Name the type of quadrilateral formed, if any, by the points (4, 5), (7, 6), (4, 3), (1, 2), and give a reason for your answer.

Answer

(4, 5), (7, 6), (4, 3), (1, 2)
Let A $\rightarrow$ (4, 5), B $\rightarrow$ (7, 6), C $\rightarrow$ (4, 3) and D $\rightarrow$ (1, 2)

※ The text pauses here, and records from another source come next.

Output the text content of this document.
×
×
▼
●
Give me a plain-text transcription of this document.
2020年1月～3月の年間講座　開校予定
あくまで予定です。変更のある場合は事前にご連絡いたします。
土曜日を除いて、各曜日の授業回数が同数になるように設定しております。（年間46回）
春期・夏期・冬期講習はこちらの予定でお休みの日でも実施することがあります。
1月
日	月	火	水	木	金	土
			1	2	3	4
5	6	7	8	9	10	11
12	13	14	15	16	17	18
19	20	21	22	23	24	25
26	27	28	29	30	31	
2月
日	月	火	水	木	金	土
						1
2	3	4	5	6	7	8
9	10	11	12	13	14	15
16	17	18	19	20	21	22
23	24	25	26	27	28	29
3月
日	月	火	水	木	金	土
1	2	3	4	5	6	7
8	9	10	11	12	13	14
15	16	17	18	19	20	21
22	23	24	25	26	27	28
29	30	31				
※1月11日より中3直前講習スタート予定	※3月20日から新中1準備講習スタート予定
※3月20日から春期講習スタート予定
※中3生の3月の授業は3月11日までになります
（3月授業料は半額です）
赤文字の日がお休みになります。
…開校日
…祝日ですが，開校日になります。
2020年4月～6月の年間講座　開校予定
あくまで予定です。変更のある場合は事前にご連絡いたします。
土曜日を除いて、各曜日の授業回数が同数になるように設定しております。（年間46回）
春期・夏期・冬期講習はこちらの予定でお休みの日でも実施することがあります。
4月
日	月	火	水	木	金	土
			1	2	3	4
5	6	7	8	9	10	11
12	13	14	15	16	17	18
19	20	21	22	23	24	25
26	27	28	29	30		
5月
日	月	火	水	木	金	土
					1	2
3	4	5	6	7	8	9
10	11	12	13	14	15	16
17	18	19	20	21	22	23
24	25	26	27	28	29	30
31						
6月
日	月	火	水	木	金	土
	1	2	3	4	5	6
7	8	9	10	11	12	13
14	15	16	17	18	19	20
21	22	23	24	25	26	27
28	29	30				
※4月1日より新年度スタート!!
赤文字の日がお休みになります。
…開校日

Then, $AB = \sqrt {{{(7 - 4)}^2} + {{(6 - 5)}^2}}$
$= \sqrt {{{(3)}^2} + {{(1)}^2}} = \sqrt {9 + 1} = \sqrt {10}$
$BC = \sqrt {{{(4 - 7)}^2} + {{(3 - 6)}^2}}$
$\sqrt {{{( - 3)}^2} + {{( - 3)}^2}} = \sqrt {9 + 9} = \sqrt {18} = 3\sqrt 2$
$CD = \sqrt {{{(1 - 4)}^2} + {{(2 - 3)}^2}}$
$= \sqrt {{{( - 3)}^2} + {{( - 1)}^2}} = \sqrt {9 + 1} = \sqrt {10}$
$DA = \sqrt {{{(4 - 1)}^2} + {{(5 - 2)}^2}}$
$= \sqrt {9 + 9} = \sqrt {18} = 3\sqrt 2$
$AC = \sqrt {{{(4 - 4)}^2} + {{(3 - 5)}^2}} = 2$
$BD = \sqrt {{{(1 - 7)}^2} + {{(2 - 6)}^2}}$
$= \sqrt {36 + 16} = \sqrt {52}$
We see that
AB = CD, opposite sides are equal
BC = DA
and AC $\ne$ BD ..... Diagonals are unequal
Hence, the quadrilateral ABCD is a parallelogram.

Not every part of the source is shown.